Not that there isn’t extra suspense in You better call Saul, given that Nacho (Michael Mando) is on the run from the cartel for helping Gus Fring (Giancarlo Esposito) set Lalo up for assassination. Nacho is locked up in a motel, not knowing who to trust, and with good reason, since Gus wants Nacho out – much to Mike’s (Jonathan Banks) chagrin – and Lalo is miraculously alive and ready for revenge. The deceptive games played by cartel bigwigs – to cover their tracks and eliminate their enemies – are a thrilling source of anxiety, no matter what we know (courtesy breaking Bad) that Gus will survive long enough to eventually kill his rival Hector Salamanca (Mark Margolis). As before, everyone here is in stellar form, with stone-faced and sinister Esposito as Gus, charming and deadly Dalton as Lalo, and harassed and resourceful Mando as Nacho, whose fate – like Kim’s – remains jittery in the airs.
“With downright chilling determination, the phenomenal Seehorn portrays Kim as someone now willing to do anything to achieve her goals, and her tense dynamic with Jimmy consequently proves the most electric element of the start.”
You better call Saul has arguably the best cast on television, as well as the sharpest writing and direction. Gilligan and company are experts at orchestrating exhilarating centerpieces (like a shootout in a second episode), but their true brilliance is evident in extended sequences that communicate plot developments and twists through a twist. in dramatic scene and visual framing. Whether it’s lone Nacho crossing a parking lot at night in a shot that features an abandoned tricycle (thus evocatively situating him in a recognizable real world), or a later composition that parallels Jimmy and a mutant-looking inflatable Statue of Liberty (suggesting her own evil embodiment of American ideals like freedom and justice for all), Gilligan and his team of directors are the best in the business, conveying themes, characters and details narratives with a formal artistry unmatched on television.

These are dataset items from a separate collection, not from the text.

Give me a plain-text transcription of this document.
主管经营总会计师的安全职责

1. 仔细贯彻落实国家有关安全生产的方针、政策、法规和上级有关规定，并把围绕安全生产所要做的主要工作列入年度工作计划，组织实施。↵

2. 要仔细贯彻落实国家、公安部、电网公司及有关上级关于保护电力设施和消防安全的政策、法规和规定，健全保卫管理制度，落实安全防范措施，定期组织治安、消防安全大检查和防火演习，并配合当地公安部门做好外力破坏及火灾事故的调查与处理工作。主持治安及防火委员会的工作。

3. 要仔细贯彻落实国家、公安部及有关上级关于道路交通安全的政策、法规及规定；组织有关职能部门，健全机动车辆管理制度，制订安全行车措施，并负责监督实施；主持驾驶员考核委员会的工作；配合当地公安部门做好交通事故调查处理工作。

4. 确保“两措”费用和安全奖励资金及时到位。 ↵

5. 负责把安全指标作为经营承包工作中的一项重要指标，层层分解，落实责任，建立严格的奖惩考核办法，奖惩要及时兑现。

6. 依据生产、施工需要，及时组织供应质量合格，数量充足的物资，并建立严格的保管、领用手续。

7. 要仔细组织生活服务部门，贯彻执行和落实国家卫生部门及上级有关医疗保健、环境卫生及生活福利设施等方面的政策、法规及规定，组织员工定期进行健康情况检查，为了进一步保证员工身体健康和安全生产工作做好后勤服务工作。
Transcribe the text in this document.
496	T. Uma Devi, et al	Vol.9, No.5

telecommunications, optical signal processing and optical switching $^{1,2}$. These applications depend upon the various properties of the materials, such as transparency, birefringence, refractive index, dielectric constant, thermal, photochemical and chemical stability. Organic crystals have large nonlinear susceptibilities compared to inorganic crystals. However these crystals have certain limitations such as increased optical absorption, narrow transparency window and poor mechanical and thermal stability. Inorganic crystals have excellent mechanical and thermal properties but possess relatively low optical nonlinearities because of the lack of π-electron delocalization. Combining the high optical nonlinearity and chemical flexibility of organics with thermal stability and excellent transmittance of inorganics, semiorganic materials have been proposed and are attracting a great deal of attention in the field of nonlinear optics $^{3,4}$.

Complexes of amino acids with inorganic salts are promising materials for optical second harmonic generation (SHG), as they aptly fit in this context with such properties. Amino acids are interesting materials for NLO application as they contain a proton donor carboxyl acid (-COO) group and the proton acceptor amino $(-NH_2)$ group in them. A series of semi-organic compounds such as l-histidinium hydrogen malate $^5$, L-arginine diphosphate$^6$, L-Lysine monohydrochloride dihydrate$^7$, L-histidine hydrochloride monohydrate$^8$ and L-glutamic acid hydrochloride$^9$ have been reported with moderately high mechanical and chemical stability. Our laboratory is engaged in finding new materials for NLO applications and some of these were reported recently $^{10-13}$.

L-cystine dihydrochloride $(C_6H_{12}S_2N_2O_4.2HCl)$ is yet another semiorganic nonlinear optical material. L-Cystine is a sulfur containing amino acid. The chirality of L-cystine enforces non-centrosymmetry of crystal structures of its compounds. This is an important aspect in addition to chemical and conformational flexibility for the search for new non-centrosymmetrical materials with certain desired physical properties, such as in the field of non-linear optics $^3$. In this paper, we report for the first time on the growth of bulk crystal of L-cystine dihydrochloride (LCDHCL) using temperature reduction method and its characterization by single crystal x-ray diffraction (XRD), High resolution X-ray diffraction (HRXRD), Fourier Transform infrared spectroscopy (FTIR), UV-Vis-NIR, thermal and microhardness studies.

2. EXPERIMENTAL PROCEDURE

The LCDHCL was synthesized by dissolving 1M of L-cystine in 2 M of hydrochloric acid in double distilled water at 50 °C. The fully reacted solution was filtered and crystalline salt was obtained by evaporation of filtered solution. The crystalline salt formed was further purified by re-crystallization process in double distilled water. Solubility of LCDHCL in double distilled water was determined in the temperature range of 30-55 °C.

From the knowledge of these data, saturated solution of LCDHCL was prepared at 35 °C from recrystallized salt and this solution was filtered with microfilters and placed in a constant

Based on its first two chapters, You better call SaulThe home stretch of could take many different paths, and the fact that it opens with the sight of movers packing up and cleaning out a luxurious mansion owned by Saul Goodman only adds to that mystery. What is certain, however, is that Gilligan, having already concluded breaking Bad on an ideal note – knows what he’s doing and that he’ll find a way to extract the humor, terror and heartache from Jimmy’s ultimate transformation into the New Mexico con man who gives his name to the series.